Some Fed officials now see that “the case for somewhat more accommodative policy has strengthened” in light of these new developments, Powell told reporters in a post-meeting press conference. He added that “news about trade has been an important driver of sentiment” and said lower rates “would support economic activity.”

“In some sense, the damage has already been done,” says Carl Tannenbaum, chief economist at Chicago-based Northern Trust. “The Fed may be forced to take out some insurance against a bad outcome. Unless the news is extraordinarily good, it’s pretty likely that we’re going to see a reduction.”

But Powell suggested officials were not quite ready to pull the trigger just yet.

“We want to see, and we want to react to developments and trends that are sustained, that are genuine,” Powell said. “The right thing here is to watch carefully and see how they weigh on the outlook.”

This decision, however, wasn’t unanimous. For the first time under Powell’s tenure, one official voted against the committee’s actions: St. Louis Fed President James Bullard, who said in a June 3 speech that a cut “may be warranted soon” in light of these trade tensions and persistently low inflation.

“The Fed has lost ‘patience’ and now says they will ‘act as appropriate to sustain the expansion,’ which could mean as many as two rate cuts this year,” says Greg McBride, CFA, Bankrate’s chief financial analyst. “While the Fed stands ready to cut rates at future meetings if needed, for consumers all that will do is unwind a fraction of the nine rate hikes enacted since 2015. It will not unleash any measurable spending power, and would be more of a move to sway market sentiment – and perhaps favor within the White House.”
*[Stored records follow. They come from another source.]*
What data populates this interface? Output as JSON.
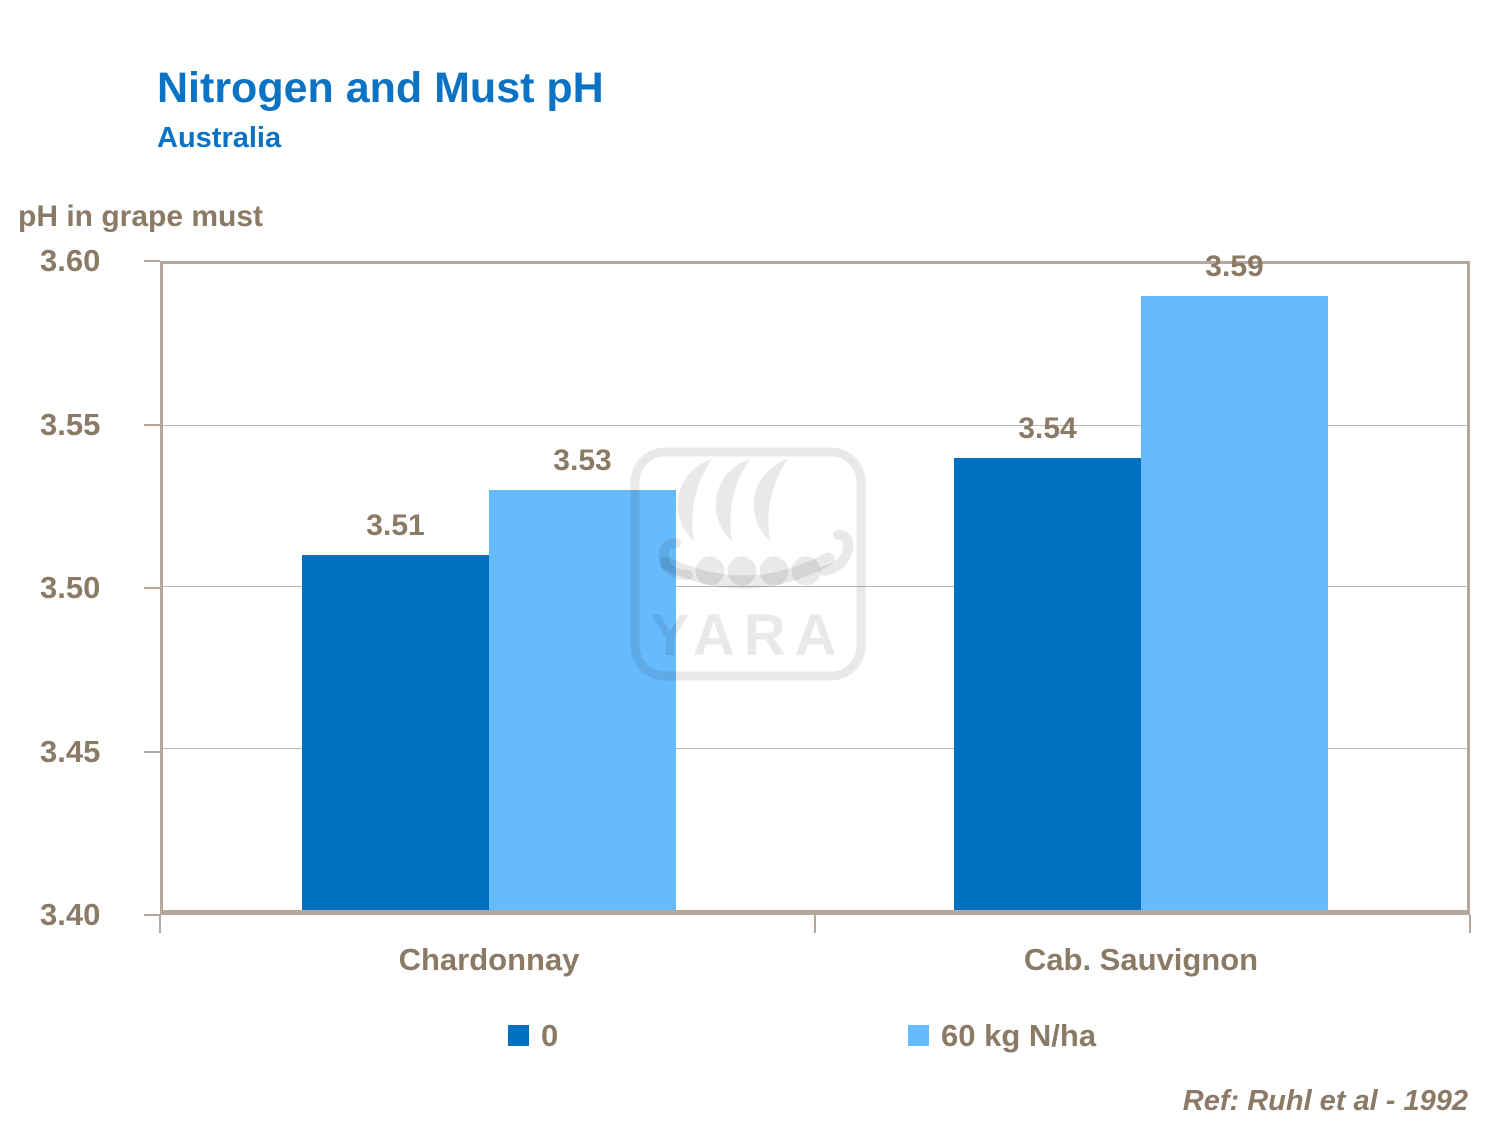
{
  "header": {
    "title": "Nitrogen and Must pH",
    "subtitle": "Australia"
  },
  "y_axis_title": "pH in grape must",
  "reference_text": "Ref: Ruhl et al - 1992",
  "watermark": {
    "icon": "yara-viking-ship-logo",
    "text": "YARA"
  },
  "colors": {
    "title_blue": "#0C73C4",
    "series_dark_blue": "#0070C0",
    "series_light_blue": "#66BBFC",
    "text_brown": "#8A7A66",
    "axis_border": "#B2A89C",
    "gridline": "#BFB6AB"
  },
  "chart_data": {
    "type": "bar",
    "title": "Nitrogen and Must pH",
    "subtitle": "Australia",
    "ylabel": "pH in grape must",
    "xlabel": "",
    "categories": [
      "Chardonnay",
      "Cab. Sauvignon"
    ],
    "series": [
      {
        "name": "0",
        "color": "#0070C0",
        "values": [
          3.51,
          3.54
        ]
      },
      {
        "name": "60 kg N/ha",
        "color": "#66BBFC",
        "values": [
          3.53,
          3.59
        ]
      }
    ],
    "ylim": [
      3.4,
      3.6
    ],
    "yticks": [
      3.4,
      3.45,
      3.5,
      3.55,
      3.6
    ],
    "value_label_decimals": 2,
    "grid": true,
    "legend_position": "bottom",
    "annotation": "Ref: Ruhl et al - 1992"
  }
}
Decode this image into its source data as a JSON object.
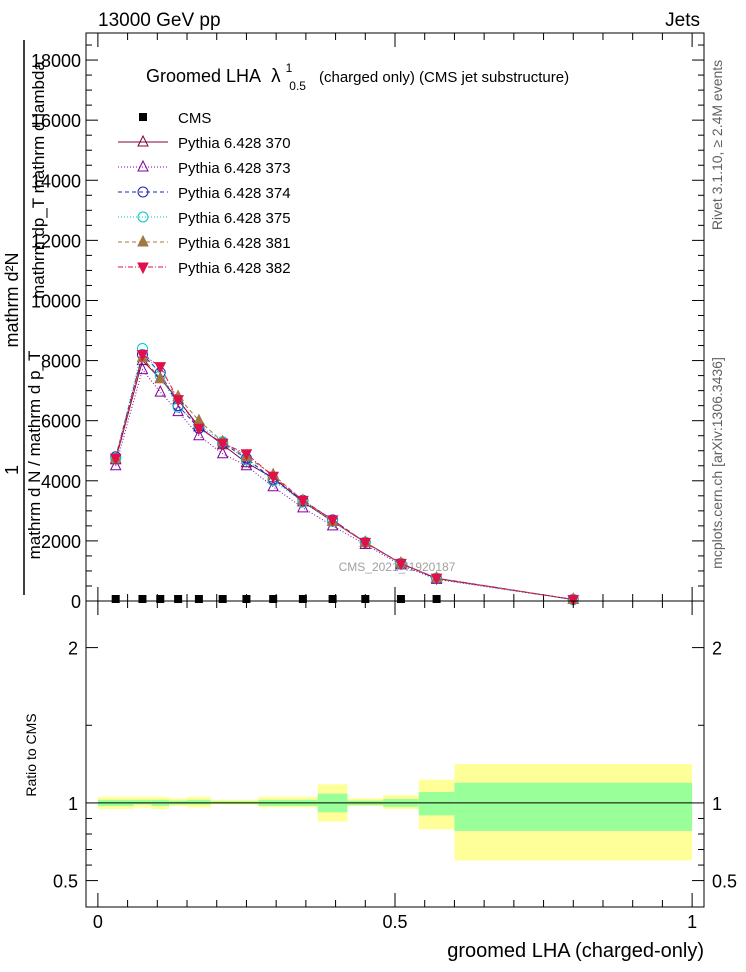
{
  "header": {
    "left": "13000 GeV pp",
    "right": "Jets"
  },
  "side_labels": {
    "rivet": "Rivet 3.1.10, ≥ 2.4M events",
    "mcplots": "mcplots.cern.ch [arXiv:1306.3436]"
  },
  "watermark": "CMS_2021_I1920187",
  "title": {
    "main": "Groomed LHA",
    "symbol": "λ",
    "sup": "1",
    "sub": "0.5",
    "detail": "(charged only) (CMS jet substructure)"
  },
  "y_label_main": {
    "inner": "mathrm d²N / mathrm dp_T mathrm d lambda",
    "prefix": "1",
    "outer": "mathrm d N / mathrm d p_T",
    "top": "mathrm d²N",
    "mid": "mathrm dp_T mathrm d lambda"
  },
  "x_label": "groomed LHA (charged-only)",
  "ratio_ylabel": "Ratio to CMS",
  "colors": {
    "cms": "#000000",
    "p370": "#800040",
    "p373": "#8000a0",
    "p374": "#2020c0",
    "p375": "#00c8c8",
    "p381": "#a07840",
    "p382": "#e0104a",
    "band_outer": "#ffff99",
    "band_inner": "#99ff99"
  },
  "chart_data": [
    {
      "type": "line",
      "panel": "main",
      "x_ticks": [
        0,
        0.5,
        1
      ],
      "y_ticks": [
        0,
        2000,
        4000,
        6000,
        8000,
        10000,
        12000,
        14000,
        16000,
        18000
      ],
      "y_tick_labels": [
        "0",
        "2000",
        "4000",
        "6000",
        "8000",
        "10000",
        "12000",
        "14000",
        "16000",
        "18000"
      ],
      "xlim": [
        -0.02,
        1.02
      ],
      "ylim": [
        0,
        18900
      ],
      "legend_position": "top-left",
      "series": [
        {
          "name": "CMS",
          "key": "cms",
          "marker": "square",
          "x": [
            0.03,
            0.075,
            0.105,
            0.135,
            0.17,
            0.21,
            0.25,
            0.295,
            0.345,
            0.395,
            0.45,
            0.51,
            0.57,
            0.8
          ],
          "y": [
            0,
            0,
            0,
            0,
            0,
            0,
            0,
            0,
            0,
            0,
            0,
            0,
            0,
            null
          ]
        },
        {
          "name": "Pythia 6.428 370",
          "key": "p370",
          "marker": "triangle-open",
          "dash": "",
          "x": [
            0.03,
            0.075,
            0.105,
            0.135,
            0.17,
            0.21,
            0.25,
            0.295,
            0.345,
            0.395,
            0.45,
            0.51,
            0.57,
            0.8
          ],
          "y": [
            4700,
            8000,
            7400,
            6700,
            5800,
            5200,
            4600,
            4100,
            3300,
            2650,
            1950,
            1250,
            750,
            50
          ]
        },
        {
          "name": "Pythia 6.428 373",
          "key": "p373",
          "marker": "triangle-open",
          "dash": "1 2",
          "x": [
            0.03,
            0.075,
            0.105,
            0.135,
            0.17,
            0.21,
            0.25,
            0.295,
            0.345,
            0.395,
            0.45,
            0.51,
            0.57,
            0.8
          ],
          "y": [
            4500,
            7700,
            6950,
            6300,
            5500,
            4900,
            4500,
            3800,
            3100,
            2500,
            1880,
            1200,
            720,
            50
          ]
        },
        {
          "name": "Pythia 6.428 374",
          "key": "p374",
          "marker": "circle-open",
          "dash": "4 3",
          "x": [
            0.03,
            0.075,
            0.105,
            0.135,
            0.17,
            0.21,
            0.25,
            0.295,
            0.345,
            0.395,
            0.45,
            0.51,
            0.57,
            0.8
          ],
          "y": [
            4800,
            8200,
            7600,
            6500,
            5750,
            5250,
            4750,
            4050,
            3350,
            2700,
            1950,
            1250,
            750,
            50
          ]
        },
        {
          "name": "Pythia 6.428 375",
          "key": "p375",
          "marker": "circle-open",
          "dash": "1 2",
          "x": [
            0.03,
            0.075,
            0.105,
            0.135,
            0.17,
            0.21,
            0.25,
            0.295,
            0.345,
            0.395,
            0.45,
            0.51,
            0.57,
            0.8
          ],
          "y": [
            4750,
            8400,
            7500,
            6450,
            5850,
            5300,
            4700,
            4000,
            3300,
            2650,
            1960,
            1250,
            760,
            50
          ]
        },
        {
          "name": "Pythia 6.428 381",
          "key": "p381",
          "marker": "triangle-filled",
          "dash": "4 3",
          "x": [
            0.03,
            0.075,
            0.105,
            0.135,
            0.17,
            0.21,
            0.25,
            0.295,
            0.345,
            0.395,
            0.45,
            0.51,
            0.57,
            0.8
          ],
          "y": [
            4750,
            8100,
            7400,
            6800,
            6000,
            5300,
            4800,
            4200,
            3350,
            2650,
            1950,
            1260,
            760,
            50
          ]
        },
        {
          "name": "Pythia 6.428 382",
          "key": "p382",
          "marker": "triangle-down-filled",
          "dash": "5 2 1 2",
          "x": [
            0.03,
            0.075,
            0.105,
            0.135,
            0.17,
            0.21,
            0.25,
            0.295,
            0.345,
            0.395,
            0.45,
            0.51,
            0.57,
            0.8
          ],
          "y": [
            4750,
            8200,
            7800,
            6700,
            5750,
            5250,
            4900,
            4150,
            3350,
            2700,
            1950,
            1250,
            760,
            50
          ]
        }
      ]
    },
    {
      "type": "area",
      "panel": "ratio",
      "ylabel": "Ratio to CMS",
      "xlim": [
        -0.02,
        1.02
      ],
      "ylim": [
        0.33,
        2.3
      ],
      "y_ticks": [
        0.5,
        1,
        2
      ],
      "y_tick_labels": [
        "0.5",
        "1",
        "2"
      ],
      "x_ticks": [
        0,
        0.5,
        1
      ],
      "x_tick_labels": [
        "0",
        "0.5",
        "1"
      ],
      "reference_line": 1,
      "bin_edges": [
        0,
        0.06,
        0.09,
        0.12,
        0.15,
        0.19,
        0.23,
        0.27,
        0.32,
        0.37,
        0.42,
        0.48,
        0.54,
        0.6,
        1.0
      ],
      "outer_band_low": [
        0.96,
        0.97,
        0.96,
        0.98,
        0.97,
        0.99,
        0.99,
        0.97,
        0.97,
        0.88,
        0.98,
        0.96,
        0.83,
        0.63
      ],
      "outer_band_high": [
        1.04,
        1.04,
        1.04,
        1.03,
        1.04,
        1.02,
        1.02,
        1.04,
        1.04,
        1.12,
        1.03,
        1.05,
        1.15,
        1.25
      ],
      "inner_band_low": [
        0.98,
        0.99,
        0.98,
        0.99,
        0.99,
        0.995,
        0.995,
        0.98,
        0.98,
        0.94,
        0.985,
        0.975,
        0.92,
        0.82
      ],
      "inner_band_high": [
        1.02,
        1.02,
        1.02,
        1.015,
        1.02,
        1.01,
        1.01,
        1.02,
        1.02,
        1.06,
        1.015,
        1.025,
        1.07,
        1.13
      ]
    }
  ]
}
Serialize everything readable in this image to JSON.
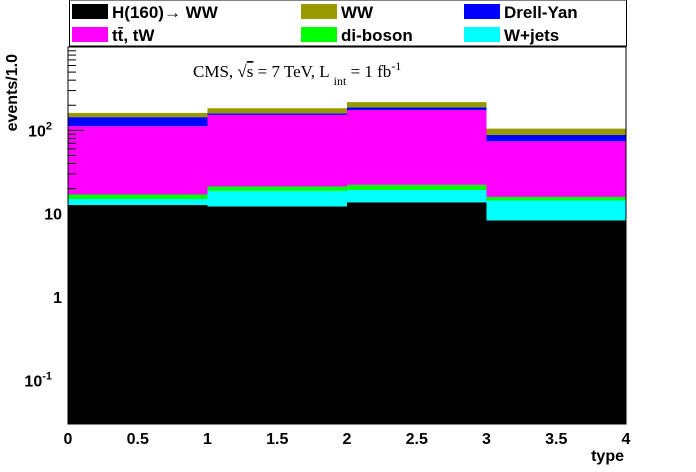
{
  "chart_data": {
    "type": "bar",
    "stacked": true,
    "log_y": true,
    "xlabel": "type",
    "ylabel": "events/1.0",
    "xlim": [
      0,
      4
    ],
    "ylim": [
      0.03,
      1000
    ],
    "x_ticks": [
      "0",
      "0.5",
      "1",
      "1.5",
      "2",
      "2.5",
      "3",
      "3.5",
      "4"
    ],
    "y_ticks": [
      {
        "label": "10",
        "sup": "-1",
        "value": 0.1
      },
      {
        "label": "1",
        "sup": "",
        "value": 1
      },
      {
        "label": "10",
        "sup": "",
        "value": 10
      },
      {
        "label": "10",
        "sup": "2",
        "value": 100
      }
    ],
    "annotation": {
      "experiment": "CMS, ",
      "sqrt_s": "s",
      "energy": " = 7 TeV, L",
      "lumi_sub": "int",
      "lumi": " = 1 fb",
      "lumi_sup": "-1"
    },
    "bins": [
      [
        0,
        1
      ],
      [
        1,
        2
      ],
      [
        2,
        3
      ],
      [
        3,
        4
      ]
    ],
    "series": [
      {
        "name": "H(160)→ WW",
        "color": "#000000",
        "values": [
          12.7,
          12.2,
          13.7,
          8.3
        ]
      },
      {
        "name": "W+jets",
        "color": "#00ffff",
        "values": [
          2.3,
          6.6,
          5.5,
          6.1
        ]
      },
      {
        "name": "di-boson",
        "color": "#00ff00",
        "values": [
          2.0,
          2.4,
          3.0,
          1.5
        ]
      },
      {
        "name": "tt̄, tW",
        "color": "#ff00ff",
        "values": [
          95,
          132,
          153,
          58
        ]
      },
      {
        "name": "Drell-Yan",
        "color": "#0000ff",
        "values": [
          32,
          7,
          13,
          14
        ]
      },
      {
        "name": "WW",
        "color": "#999900",
        "values": [
          18,
          24,
          30,
          17
        ]
      }
    ],
    "legend": {
      "placement": "top",
      "entries": [
        {
          "label": "H(160)→ WW",
          "color": "#000000"
        },
        {
          "label": "WW",
          "color": "#999900"
        },
        {
          "label": "Drell-Yan",
          "color": "#0000ff"
        },
        {
          "label": "tt̄, tW",
          "color": "#ff00ff"
        },
        {
          "label": "di-boson",
          "color": "#00ff00"
        },
        {
          "label": "W+jets",
          "color": "#00ffff"
        }
      ]
    }
  }
}
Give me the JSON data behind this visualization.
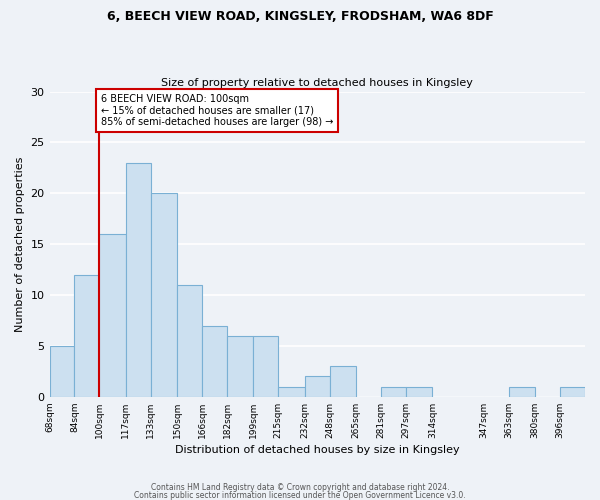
{
  "title1": "6, BEECH VIEW ROAD, KINGSLEY, FRODSHAM, WA6 8DF",
  "title2": "Size of property relative to detached houses in Kingsley",
  "xlabel": "Distribution of detached houses by size in Kingsley",
  "ylabel": "Number of detached properties",
  "bar_color": "#cce0f0",
  "bar_edge_color": "#7ab0d4",
  "vline_color": "#cc0000",
  "annotation_text": "6 BEECH VIEW ROAD: 100sqm\n← 15% of detached houses are smaller (17)\n85% of semi-detached houses are larger (98) →",
  "annotation_box_color": "white",
  "annotation_box_edge": "#cc0000",
  "bins": [
    68,
    84,
    100,
    117,
    133,
    150,
    166,
    182,
    199,
    215,
    232,
    248,
    265,
    281,
    297,
    314,
    347,
    363,
    380,
    396,
    412
  ],
  "counts": [
    5,
    12,
    16,
    23,
    20,
    11,
    7,
    6,
    6,
    1,
    2,
    3,
    0,
    1,
    1,
    0,
    0,
    1,
    0,
    1
  ],
  "tick_labels": [
    "68sqm",
    "84sqm",
    "100sqm",
    "117sqm",
    "133sqm",
    "150sqm",
    "166sqm",
    "182sqm",
    "199sqm",
    "215sqm",
    "232sqm",
    "248sqm",
    "265sqm",
    "281sqm",
    "297sqm",
    "314sqm",
    "347sqm",
    "363sqm",
    "380sqm",
    "396sqm"
  ],
  "ylim": [
    0,
    30
  ],
  "yticks": [
    0,
    5,
    10,
    15,
    20,
    25,
    30
  ],
  "footer1": "Contains HM Land Registry data © Crown copyright and database right 2024.",
  "footer2": "Contains public sector information licensed under the Open Government Licence v3.0.",
  "bg_color": "#eef2f7",
  "grid_color": "#ffffff"
}
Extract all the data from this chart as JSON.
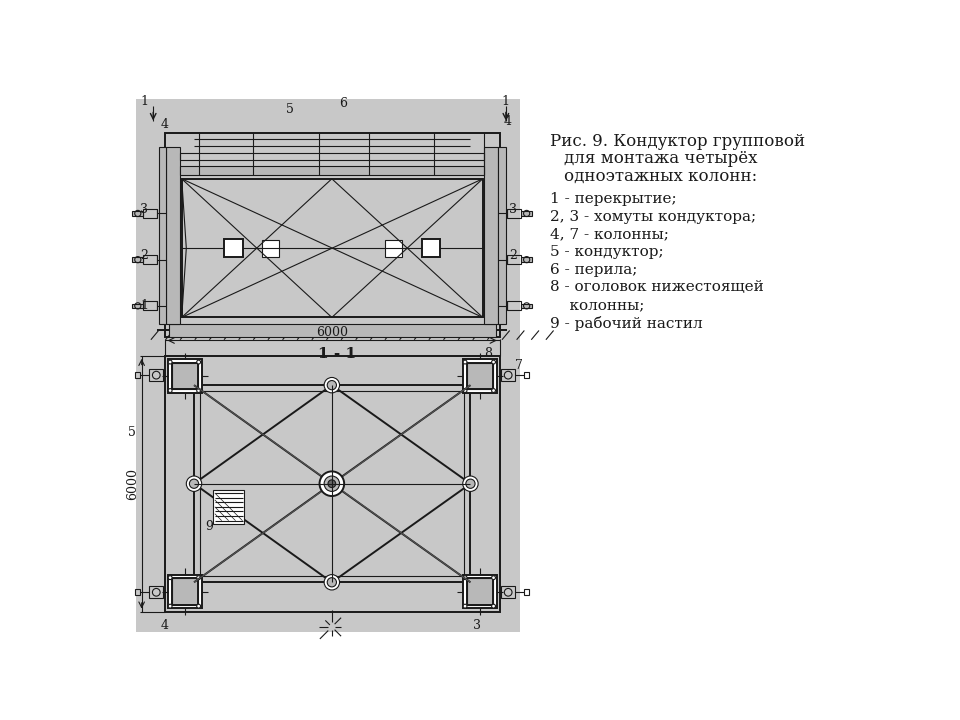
{
  "bg_color": "#c8c8c8",
  "white_bg": "#ffffff",
  "line_color": "#1a1a1a",
  "gray_fill": "#909090",
  "light_gray": "#b8b8b8",
  "title_line1": "Рис. 9. Кондуктор групповой",
  "title_line2": "для монтажа четырёх",
  "title_line3": "одноэтажных колонн:",
  "legend": [
    "1 - перекрытие;",
    "2, 3 - хомуты кондуктора;",
    "4, 7 - колонны;",
    "5 - кондуктор;",
    "6 - перила;",
    "8 - оголовок нижестоящей",
    "    колонны;",
    "9 - рабочий настил"
  ],
  "section_label": "1 - 1",
  "dim_6000": "6000"
}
The Fed’s decision to hold rates unchanged comes amid heightened political pressure from the Oval Office. President Trump explored ways of firing and even demoting Fed Chair Powell, Bloomberg News reported Tuesday. White House economic adviser Larry Kudlow has since said the administration is no longer exploring such moves, but when asked about it by a reporter on Tuesday, President Donald Trump said, “Let’s see what he does.”

Powell didn’t specifically respond to questions about Trump’s recent comments, but said, “The law is clear that I have a four-year term, and I fully intend to serve it.”

[READ: What Trump can (and can’t) do when it comes to Powell and the Fed]

Fed’s economic forecast

The Fed also downgraded its description of U.S. economic activity, describing it as “moderate” instead of “solid.” The median forecast for gross domestic product in 2019 remained unchanged, holding at 2.1 percent. Powell told journalists during the news conference that the faster-than-expected pace of growth in the first quarter prevented any downward revisions.

But as the Fed tries to make sense of conflicting signals in U.S. economic data, forecasts could have a much quicker expiration date than usual, says Michael Ning, portfolio manager of the High Yield ETF (HYLD) and managing director at MacKay Shields. That also goes for the Fed’s dot plot.

“They’re turning directions, but what if in two quarters, we see some improvement?” he says. “Are they going to somehow review again and readjust? It’s a little bit concerning for the Fed’s credibility.”

Just as eight of 17 officials forecasted cuts to the federal funds rate by the end of this year, eight forecasted that policy would remain on hold. One official was still forecasting that the Fed would hike.

Consumer takeaways

The message is clear for consumers — the U.S. economy is trying to stand up against a massive amount of headwinds. Just because officials aren’t expecting a recession anytime soon, doesn’t mean you should get complacent with your finances.

“Expect the economic expansion to continue, it just might need some help from the Fed to make it happen,” McBride says. “For consumers, continue to focus on paying down high-cost debt and boosting your savings cushion so you’re better off when the economy does soften.”